Et maintenant, revenons aux béatitudes, concept qui se traduit par bonheur. C’est quoi le bonheur ? C’est une aspiration existentielle propre à tout homme. Sinon, pourquoi aller à la messe, bosser, se marier …, si ce n’est pas pour être heureux !
En effet, depuis que ce monde est monde, toutes les générations spéculent, cogitent autour de ce thème. Il y en a qui croient que le bonheur, c’est pour demain lorsqu’il viendra frapper à leur porte. Pour d’autres encore, en l’occurrence les sirènes de certains médias et publicités, le bonheur se réduit au pognon, au confort matériel, aux jouissances de la vie, à la recherche d’un plaisir immodéré. Il faut épuiser les jouissances sensuelles : le sexe, la drogue, l’alcool … On pense également que le bonheur, c’est la réussite sociale, la performance au travail. Nous connaissons le slogan de l’ultra-libéralisme : travailler davantage pour gagner plus, quitte à s’enfoncer dans le bourbier du burn out … Mais est-ce que tout cela est vrai ? On connaît des gens qui ont eu tout : la gloire, l’argent, le pouvoir, le prestige mais qui, hélas, sont paumés, blasés, constipés, déprimés ; des gens qui, spirituellement parlant, ne sont que coquilles vides, sans la moindre profondeur ! Le bonheur, chers amis, ne s’évalue pas au prorata de la richesse matérielle ! Savez-vous à qui Jésus s’adresse dans l’Evangile des béatitudes ? Il ne s’entretient pas avec des ministres ou des princes, mais avec des malades, des chômeurs, des SDF, des affligés, les pauvres des bidonvilles, des immigrés … C’est à ces gens-là qu’il ose dire : écoutez les gars, le bonheur est possible ! Ne serait-ce pas du cynisme ? Non, parce que pour Jésus, le bonheur relève de ce choix : choisir la pauvreté de cœur (ne rien posséder dont on n’a pas besoin, être en accord avec sa liberté intérieure, ne pas se suffire à soi-même), la pureté de cœur (être vrai, honnête), la douceur (es-tu un loup ou un agneau, un vautour ou une colombe pour les autres ?), la justice (une injustice subie par le faible devrait te révolter), la miséricorde et la paix… En fait, le bonheur c’est la joie spirituelle d’accueillir sa vie, quelles que soient les circonstances. Grâce à l’émerveillement, celui qui est heureux écoute son cœur et réalise que la bonté des gens, que la beauté des visages et celle de la Création est un cadeau du ciel. Son bonheur c’est devancer l’avènement du Royaume, semer les signes d’espérance en ouvrant le guichet de son amour… Les fruits du bonheur sont l’ataraxie spirituelle (absence des troubles intérieurs), la joie de vivre, la générosité qui s’oppose à la cupidité, la gratitude qui s’oppose à la suffisance …
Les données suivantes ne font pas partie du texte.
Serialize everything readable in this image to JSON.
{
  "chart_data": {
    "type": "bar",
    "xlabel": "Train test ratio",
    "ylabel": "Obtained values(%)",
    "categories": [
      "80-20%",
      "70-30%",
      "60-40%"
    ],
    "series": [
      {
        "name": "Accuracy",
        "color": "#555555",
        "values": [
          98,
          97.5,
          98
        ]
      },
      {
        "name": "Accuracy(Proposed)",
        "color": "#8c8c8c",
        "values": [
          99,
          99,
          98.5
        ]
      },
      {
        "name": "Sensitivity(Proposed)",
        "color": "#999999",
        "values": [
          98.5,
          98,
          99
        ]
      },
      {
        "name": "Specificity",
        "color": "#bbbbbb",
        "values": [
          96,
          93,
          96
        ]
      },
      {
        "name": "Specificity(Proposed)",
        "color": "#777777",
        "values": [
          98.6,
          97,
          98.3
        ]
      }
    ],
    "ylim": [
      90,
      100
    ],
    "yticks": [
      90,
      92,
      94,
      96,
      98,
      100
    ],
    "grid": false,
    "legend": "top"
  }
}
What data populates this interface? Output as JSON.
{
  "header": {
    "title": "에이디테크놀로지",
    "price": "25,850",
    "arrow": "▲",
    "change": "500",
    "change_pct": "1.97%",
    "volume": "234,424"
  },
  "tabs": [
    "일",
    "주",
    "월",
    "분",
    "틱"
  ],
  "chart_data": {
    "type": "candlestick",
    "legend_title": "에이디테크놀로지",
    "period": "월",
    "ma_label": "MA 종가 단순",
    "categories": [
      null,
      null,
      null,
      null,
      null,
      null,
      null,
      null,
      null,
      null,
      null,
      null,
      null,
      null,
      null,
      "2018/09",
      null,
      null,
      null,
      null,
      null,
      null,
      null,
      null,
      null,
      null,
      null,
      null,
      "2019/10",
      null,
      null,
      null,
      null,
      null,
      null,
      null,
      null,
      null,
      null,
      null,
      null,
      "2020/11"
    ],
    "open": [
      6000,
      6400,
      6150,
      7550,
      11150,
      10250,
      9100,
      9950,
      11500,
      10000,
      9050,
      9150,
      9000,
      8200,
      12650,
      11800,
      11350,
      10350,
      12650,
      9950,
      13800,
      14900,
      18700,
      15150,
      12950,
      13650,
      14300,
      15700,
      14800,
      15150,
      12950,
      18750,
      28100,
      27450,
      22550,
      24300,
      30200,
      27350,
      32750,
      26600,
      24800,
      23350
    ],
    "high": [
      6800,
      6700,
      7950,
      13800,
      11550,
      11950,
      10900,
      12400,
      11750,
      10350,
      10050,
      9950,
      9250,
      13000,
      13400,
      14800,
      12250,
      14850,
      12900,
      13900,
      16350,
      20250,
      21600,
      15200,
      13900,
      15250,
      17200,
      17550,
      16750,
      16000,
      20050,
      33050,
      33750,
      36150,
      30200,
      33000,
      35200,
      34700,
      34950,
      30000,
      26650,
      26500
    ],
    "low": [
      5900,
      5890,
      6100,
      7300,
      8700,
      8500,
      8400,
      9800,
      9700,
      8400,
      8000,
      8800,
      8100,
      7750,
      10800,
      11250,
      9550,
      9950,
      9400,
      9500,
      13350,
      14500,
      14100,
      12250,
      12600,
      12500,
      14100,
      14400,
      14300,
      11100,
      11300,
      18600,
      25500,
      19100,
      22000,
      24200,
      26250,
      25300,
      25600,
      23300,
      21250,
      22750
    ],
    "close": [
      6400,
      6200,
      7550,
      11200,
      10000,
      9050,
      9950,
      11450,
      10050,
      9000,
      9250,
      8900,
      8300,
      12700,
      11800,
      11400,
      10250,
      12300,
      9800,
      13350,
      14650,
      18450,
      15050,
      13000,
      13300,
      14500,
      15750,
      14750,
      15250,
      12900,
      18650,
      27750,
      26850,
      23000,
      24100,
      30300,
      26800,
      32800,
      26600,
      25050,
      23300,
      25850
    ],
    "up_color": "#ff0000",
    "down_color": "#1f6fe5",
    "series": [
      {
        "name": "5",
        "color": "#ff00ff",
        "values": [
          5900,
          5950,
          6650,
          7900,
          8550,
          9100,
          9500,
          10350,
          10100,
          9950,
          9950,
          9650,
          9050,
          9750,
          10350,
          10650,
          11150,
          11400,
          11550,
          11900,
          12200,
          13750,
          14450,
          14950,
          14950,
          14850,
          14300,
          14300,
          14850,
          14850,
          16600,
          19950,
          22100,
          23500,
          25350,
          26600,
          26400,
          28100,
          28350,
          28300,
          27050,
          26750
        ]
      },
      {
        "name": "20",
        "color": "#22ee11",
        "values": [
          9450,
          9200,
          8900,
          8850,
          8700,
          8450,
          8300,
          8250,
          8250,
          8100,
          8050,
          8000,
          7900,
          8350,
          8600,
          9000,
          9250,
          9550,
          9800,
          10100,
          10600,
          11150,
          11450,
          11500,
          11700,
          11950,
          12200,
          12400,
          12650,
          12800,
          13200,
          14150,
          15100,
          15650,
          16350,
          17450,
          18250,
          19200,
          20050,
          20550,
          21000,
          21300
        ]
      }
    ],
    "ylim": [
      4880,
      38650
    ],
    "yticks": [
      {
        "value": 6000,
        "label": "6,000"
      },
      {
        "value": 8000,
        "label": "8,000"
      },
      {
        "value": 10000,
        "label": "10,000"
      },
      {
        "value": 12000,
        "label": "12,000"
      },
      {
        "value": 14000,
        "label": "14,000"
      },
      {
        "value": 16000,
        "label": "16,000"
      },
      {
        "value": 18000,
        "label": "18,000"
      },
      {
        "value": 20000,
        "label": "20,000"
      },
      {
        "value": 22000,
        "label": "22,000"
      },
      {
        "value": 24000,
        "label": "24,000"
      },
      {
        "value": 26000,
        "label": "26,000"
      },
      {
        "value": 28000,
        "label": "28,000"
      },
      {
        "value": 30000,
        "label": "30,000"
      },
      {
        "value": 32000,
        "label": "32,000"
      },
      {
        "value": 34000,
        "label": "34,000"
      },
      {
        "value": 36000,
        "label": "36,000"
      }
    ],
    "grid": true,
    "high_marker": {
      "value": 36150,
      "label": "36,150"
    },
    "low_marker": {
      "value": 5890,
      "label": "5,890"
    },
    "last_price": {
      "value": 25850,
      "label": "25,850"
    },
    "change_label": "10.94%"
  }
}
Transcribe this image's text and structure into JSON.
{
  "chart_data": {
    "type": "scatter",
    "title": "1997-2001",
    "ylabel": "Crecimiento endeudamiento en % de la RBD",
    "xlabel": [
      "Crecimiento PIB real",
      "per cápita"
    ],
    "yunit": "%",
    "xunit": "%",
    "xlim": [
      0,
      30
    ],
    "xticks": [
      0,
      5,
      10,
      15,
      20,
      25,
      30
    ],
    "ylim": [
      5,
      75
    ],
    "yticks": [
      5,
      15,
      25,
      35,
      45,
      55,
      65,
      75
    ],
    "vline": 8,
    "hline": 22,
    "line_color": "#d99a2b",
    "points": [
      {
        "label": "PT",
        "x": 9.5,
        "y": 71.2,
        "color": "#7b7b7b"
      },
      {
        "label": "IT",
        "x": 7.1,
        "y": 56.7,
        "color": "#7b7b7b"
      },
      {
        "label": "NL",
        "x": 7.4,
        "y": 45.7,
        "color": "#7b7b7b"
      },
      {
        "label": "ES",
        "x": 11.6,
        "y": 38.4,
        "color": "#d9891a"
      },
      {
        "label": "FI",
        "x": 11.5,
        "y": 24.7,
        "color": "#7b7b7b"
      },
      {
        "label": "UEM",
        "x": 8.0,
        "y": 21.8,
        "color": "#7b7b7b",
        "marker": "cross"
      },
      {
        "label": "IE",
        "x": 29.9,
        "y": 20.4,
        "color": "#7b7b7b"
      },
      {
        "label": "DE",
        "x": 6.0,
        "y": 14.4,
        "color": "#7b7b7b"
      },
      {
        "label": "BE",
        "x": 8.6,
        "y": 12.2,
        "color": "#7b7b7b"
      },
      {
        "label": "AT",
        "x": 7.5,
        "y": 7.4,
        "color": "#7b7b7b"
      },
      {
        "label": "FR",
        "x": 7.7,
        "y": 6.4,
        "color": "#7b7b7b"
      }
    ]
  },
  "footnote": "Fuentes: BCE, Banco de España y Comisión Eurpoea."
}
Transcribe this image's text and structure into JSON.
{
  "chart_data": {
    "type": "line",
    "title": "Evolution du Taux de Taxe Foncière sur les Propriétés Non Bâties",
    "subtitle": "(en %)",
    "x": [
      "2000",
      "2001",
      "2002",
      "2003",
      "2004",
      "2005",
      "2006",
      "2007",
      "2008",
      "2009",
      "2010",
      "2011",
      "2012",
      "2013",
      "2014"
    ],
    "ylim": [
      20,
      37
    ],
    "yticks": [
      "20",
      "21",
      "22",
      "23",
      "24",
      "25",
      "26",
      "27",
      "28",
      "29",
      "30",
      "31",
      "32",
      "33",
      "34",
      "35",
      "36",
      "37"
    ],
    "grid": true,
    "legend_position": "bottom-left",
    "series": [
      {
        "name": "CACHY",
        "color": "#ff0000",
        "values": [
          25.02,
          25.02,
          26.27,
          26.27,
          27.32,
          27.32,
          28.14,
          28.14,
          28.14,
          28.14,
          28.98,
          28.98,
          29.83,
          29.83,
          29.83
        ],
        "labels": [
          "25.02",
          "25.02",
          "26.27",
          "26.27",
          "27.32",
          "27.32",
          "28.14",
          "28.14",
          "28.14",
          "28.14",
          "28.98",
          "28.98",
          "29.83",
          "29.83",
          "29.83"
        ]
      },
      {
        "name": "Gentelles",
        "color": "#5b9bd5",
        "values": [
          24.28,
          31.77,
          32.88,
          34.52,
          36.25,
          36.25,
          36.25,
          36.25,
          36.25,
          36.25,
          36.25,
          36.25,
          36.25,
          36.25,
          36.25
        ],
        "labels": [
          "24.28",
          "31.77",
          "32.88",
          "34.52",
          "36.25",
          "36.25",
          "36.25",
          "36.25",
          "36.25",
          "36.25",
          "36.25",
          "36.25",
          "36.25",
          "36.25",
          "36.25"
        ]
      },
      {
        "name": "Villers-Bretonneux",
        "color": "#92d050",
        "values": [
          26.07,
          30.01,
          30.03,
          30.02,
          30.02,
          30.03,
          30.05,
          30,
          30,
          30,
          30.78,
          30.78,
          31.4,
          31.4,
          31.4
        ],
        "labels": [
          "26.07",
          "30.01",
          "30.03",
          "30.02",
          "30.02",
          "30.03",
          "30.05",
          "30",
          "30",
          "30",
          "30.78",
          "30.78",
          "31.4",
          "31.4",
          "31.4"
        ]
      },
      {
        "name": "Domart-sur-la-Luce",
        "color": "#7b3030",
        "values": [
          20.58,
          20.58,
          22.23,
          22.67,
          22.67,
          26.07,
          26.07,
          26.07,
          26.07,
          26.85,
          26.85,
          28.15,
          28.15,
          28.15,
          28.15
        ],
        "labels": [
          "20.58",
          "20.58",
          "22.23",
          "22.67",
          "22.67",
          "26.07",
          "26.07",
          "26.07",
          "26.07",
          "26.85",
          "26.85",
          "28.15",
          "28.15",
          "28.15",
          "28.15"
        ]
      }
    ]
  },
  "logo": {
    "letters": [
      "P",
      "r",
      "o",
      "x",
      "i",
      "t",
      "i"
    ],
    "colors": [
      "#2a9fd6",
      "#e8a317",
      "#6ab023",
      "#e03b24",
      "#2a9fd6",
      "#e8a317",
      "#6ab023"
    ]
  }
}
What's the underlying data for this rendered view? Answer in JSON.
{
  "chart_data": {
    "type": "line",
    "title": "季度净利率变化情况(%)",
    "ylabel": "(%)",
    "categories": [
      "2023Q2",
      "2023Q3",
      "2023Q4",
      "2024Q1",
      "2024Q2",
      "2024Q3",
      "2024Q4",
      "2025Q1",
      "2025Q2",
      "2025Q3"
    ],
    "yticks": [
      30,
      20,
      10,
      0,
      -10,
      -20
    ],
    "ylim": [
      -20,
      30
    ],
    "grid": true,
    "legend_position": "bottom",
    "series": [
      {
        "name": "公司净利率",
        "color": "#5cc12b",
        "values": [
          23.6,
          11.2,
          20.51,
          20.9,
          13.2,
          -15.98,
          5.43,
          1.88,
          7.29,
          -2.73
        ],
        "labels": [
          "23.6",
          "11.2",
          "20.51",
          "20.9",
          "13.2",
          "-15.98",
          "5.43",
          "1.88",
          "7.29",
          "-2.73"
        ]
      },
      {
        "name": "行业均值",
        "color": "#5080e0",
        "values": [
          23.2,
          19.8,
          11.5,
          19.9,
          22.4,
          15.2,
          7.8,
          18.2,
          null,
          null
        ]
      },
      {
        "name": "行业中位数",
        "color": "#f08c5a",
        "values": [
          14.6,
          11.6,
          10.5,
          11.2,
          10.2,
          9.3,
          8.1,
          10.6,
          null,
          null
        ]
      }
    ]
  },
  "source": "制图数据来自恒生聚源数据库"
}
André Chouraqui qui a fait une magnifique traduction de la Bible, traduit l’adjectif « heureux » par « en marche« . « En marche les pauvres, les endeuillés, debout les assoiffés de justice : le Royaume des cieux vous appartient ! » Notre bonheur ne peut que grandir et fleurir lorsque nous avançons vers la Fontaine qui étanche nos soifs profondes.